Varanasi is a city where the penitent and the dying come to find salvation. Pilgrims redeem themselves in the waters of the Ganges whilst the old and the sick wait for death, believing that once cremated in this holiest of Hindu sites they will escape samsara, the otherwise eternal cycle of rebirth and suffering. A mile or two back from the river the Kriti Gallery is an unlikely white cube in the middle of this relentlessly hectic town. Earlier this year it hosted Go Away Closer, an exhibition of new work by the Indian photographer Dayanita Singh.
Although not a retrospective in the strict sense of the term, the 30 odd black and white pictures on view were distinctly backward looking. Small-scale and unaccompanied by any text, they seemed like moments drawn from a story in which loss and longing are the dominant themes. In one picture a girl sprawls face down on a bed, her head buried in a pillow. In another a death mask in silhouette lies under a glass dome. In a third the rusty skeleton of a four-poster bed stands forlorn and alone in a dilapidated room.
As the first part of the show’s oxymoronic title suggests the pictures are suffused with a valedictory air. Singh has always focused on her India, an India of favourite old chairs, of extended Brahmin families, of places and people that have, for the artist, a personal resonance. It is an India which her monochrome aesthetic renders antique and fragile, as though the inexorable, burgeoning present were constantly threatening to sweep it away.

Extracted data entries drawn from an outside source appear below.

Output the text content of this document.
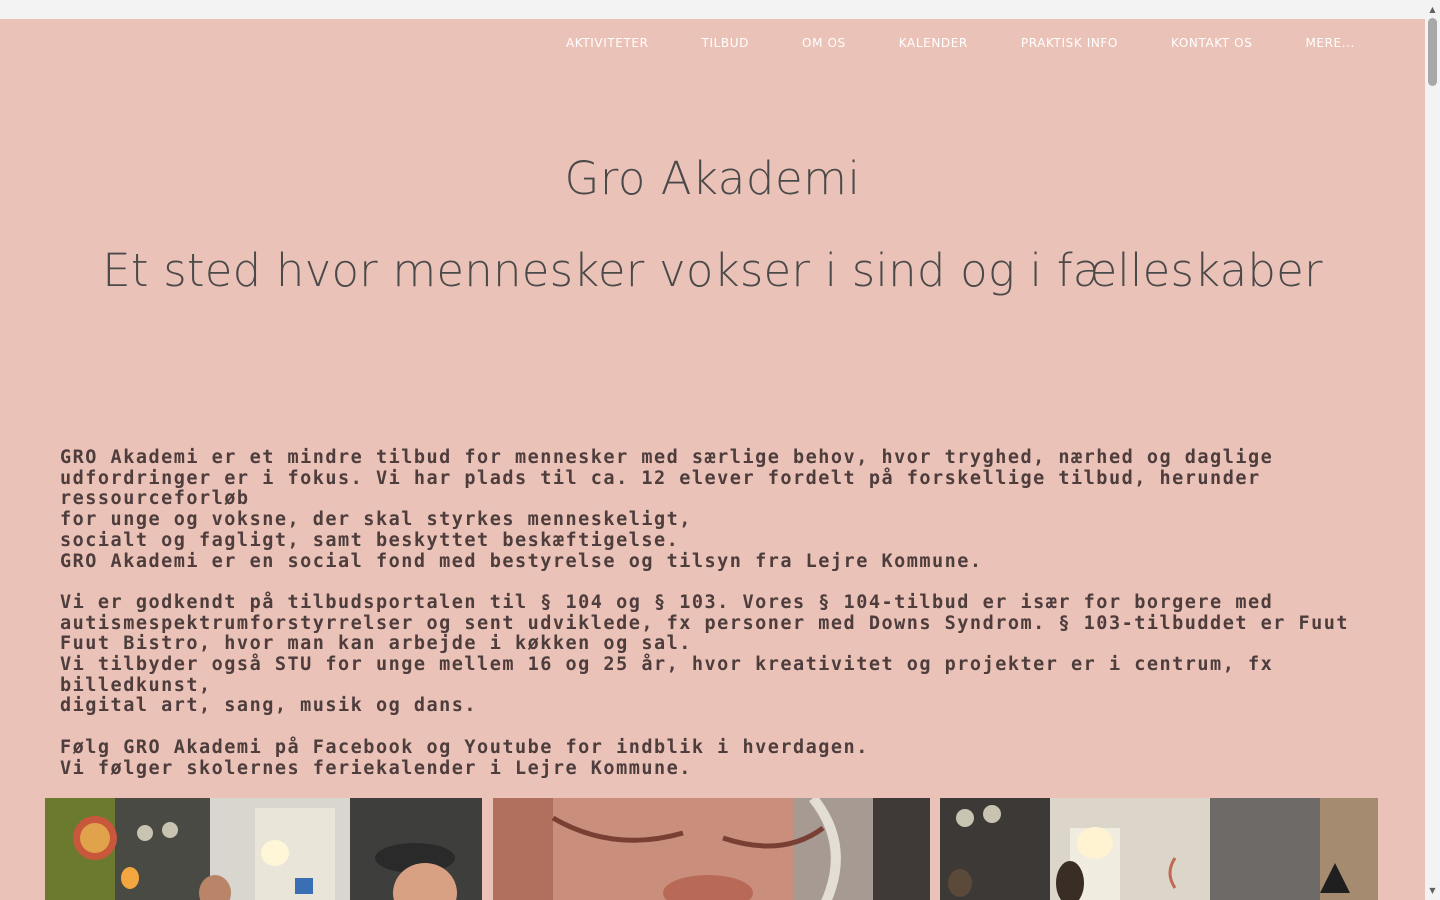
AKTIVITETER	TILBUD	OM OS	KALENDER	PRAKTISK INFO	KONTAKT OS	MERE...
Gro Akademi
Et sted hvor mennesker vokser i sind og i fælleskaber

GRO Akademi er et mindre tilbud for mennesker med særlige behov, hvor tryghed, nærhed og daglige

udfordringer er i fokus. Vi har plads til ca. 12 elever fordelt på forskellige tilbud, herunder ressourceforløb

for unge og voksne, der skal styrkes menneskeligt,

socialt og fagligt, samt beskyttet beskæftigelse.

GRO Akademi er en social fond med bestyrelse og tilsyn fra Lejre Kommune.

Vi er godkendt på tilbudsportalen til § 104 og § 103. Vores § 104-tilbud er især for borgere med

autismespektrumforstyrrelser og sent udviklede, fx personer med Downs Syndrom. § 103-tilbuddet er Fuut

Fuut Bistro, hvor man kan arbejde i køkken og sal.

Vi tilbyder også STU for unge mellem 16 og 25 år, hvor kreativitet og projekter er i centrum, fx billedkunst,

digital art, sang, musik og dans.

Følg GRO Akademi på Facebook og Youtube for indblik i hverdagen.

Vi følger skolernes feriekalender i Lejre Kommune.

▲
▼
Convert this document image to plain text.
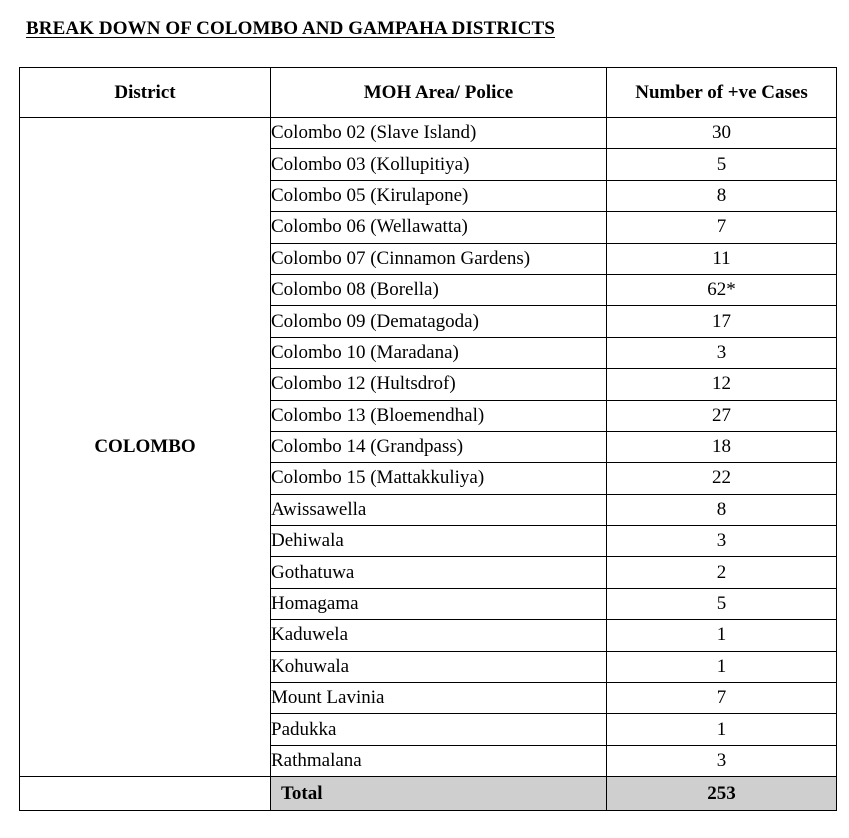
BREAK DOWN OF COLOMBO AND GAMPAHA DISTRICTS
District	MOH Area/ Police	Number of +ve Cases
COLOMBO	Colombo 02 (Slave Island)	30
	Colombo 03 (Kollupitiya)	5
	Colombo 05 (Kirulapone)	8
	Colombo 06 (Wellawatta)	7
	Colombo 07 (Cinnamon Gardens)	11
	Colombo 08 (Borella)	62*
	Colombo 09 (Dematagoda)	17
	Colombo 10 (Maradana)	3
	Colombo 12 (Hultsdrof)	12
	Colombo 13 (Bloemendhal)	27
	Colombo 14 (Grandpass)	18
	Colombo 15 (Mattakkuliya)	22
	Awissawella	8
	Dehiwala	3
	Gothatuwa	2
	Homagama	5
	Kaduwela	1
	Kohuwala	1
	Mount Lavinia	7
	Padukka	1
	Rathmalana	3
	Total	253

Yet while such moments must inevitably recede into the past, Singh – as the Closer of the exhibition’s title implies – frames them with palpable affection, endowing her work with those formal qualities that end up eliciting our attention too. Presented both here and in the accompanying publication with almost no textual anchor, the pictures float freely, and it is left to us the viewers to try and make sense of these markers of loss that by turns seem nostalgic, serene, blank, even Gothic.
As you look at the photographs it is tempting to conjecture a narrative. Many of them, such as those of various empty cinemas or the one depicting a room stacked to the ceiling with papers, seem overdetermined, almost to bursting with possible stories. But untitled and unexplained, they above all remain a visual document, a mood piece which prioritises sense impressions that are the residue of another narrative we will never really know.
Hung a few inches lower than is customary at Singh’s own eye level, this is a deeply subjective show. Yet if the work is a window onto an inner melancholy it also functions as a type of defence. For as the title of the exhibition intuits, photographs possess an operational duality at once rending consciousness open and patching it back up again. Each time we look at a picture, especially one that has personal significance for us, the substance and affective power of any associated memory is somehow altered, shifted along, however imperceptibly.
In Go Away Closer Singh also makes use of another fundamental fact about her chosen medium, namely that it, more than any other art form, requires the assent of the phenomenal world. Here she not only exploits such contingency to aesthetic advantage but also succeeds in turning these sometimes direct, sometimes oblique documents of the vicissitudes of existence into spaces of contemplation. In Singh’s hands the photograph becomes a redemptive artefact. Varanasi is the natural venue for this show.
Jason Oddy
Dayanita Singh’s series ‘Go Away Closer’ is also published as a book by Steidl.